É faísca e incendeia o chão do pensamento!
A sí-la-ba é isca
Se semeio silêncio no ar
Fica a palavra mesmo quando não está
A palavra é veneno se é loucura ou mentira
Mas é seu próprio antídoto se cura ou alivia
Palavra cheia de tédio
Do chato que não tem remédio
Palavra prolixa! (pra encher linguiça!)
Palavra prolixa! (pra encher linguiça!)
Palavra prolixa! (pra encher linguiça!)
Palavra prolixa! (pra encher linguiça)
A palavra é navalha, é meio e combustível!

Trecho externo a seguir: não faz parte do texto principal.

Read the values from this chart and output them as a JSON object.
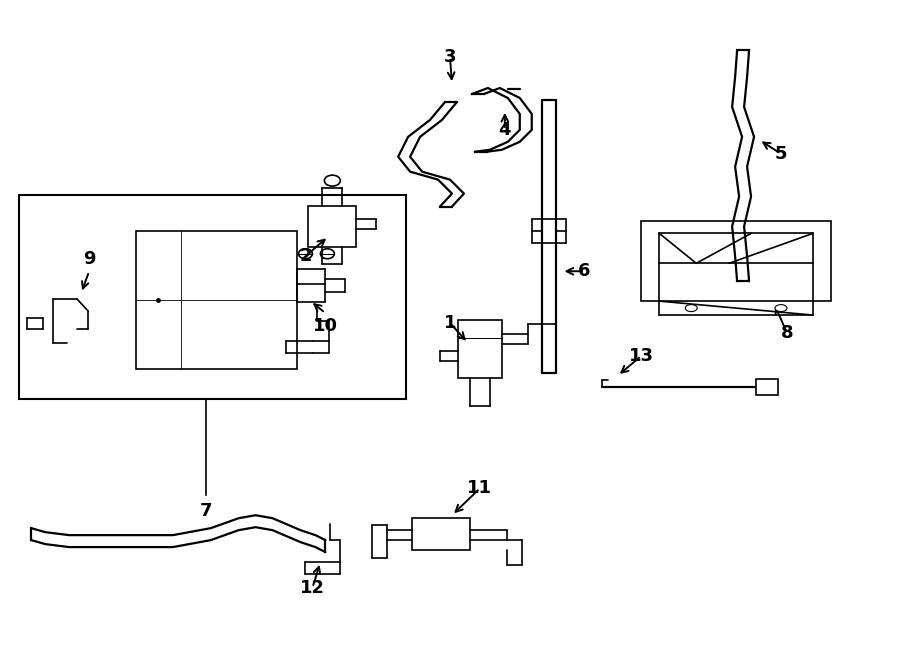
{
  "bg_color": "#ffffff",
  "line_color": "#000000",
  "lw": 1.6,
  "lw2": 1.2,
  "fig_w": 9.0,
  "fig_h": 6.61,
  "dpi": 100
}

Verbo é ferro e fogo no som e no sentido!
A palavra é uma flecha rumo ao argumento!
É faísca e incendeia o chão do pensamento!
(Why don't you use your words)
(And try to build a better world?)
(A better world!)
(Why don't you use your words and try to build a better world?)
(Why don't you use your words)
(And try to build)
(A better world?)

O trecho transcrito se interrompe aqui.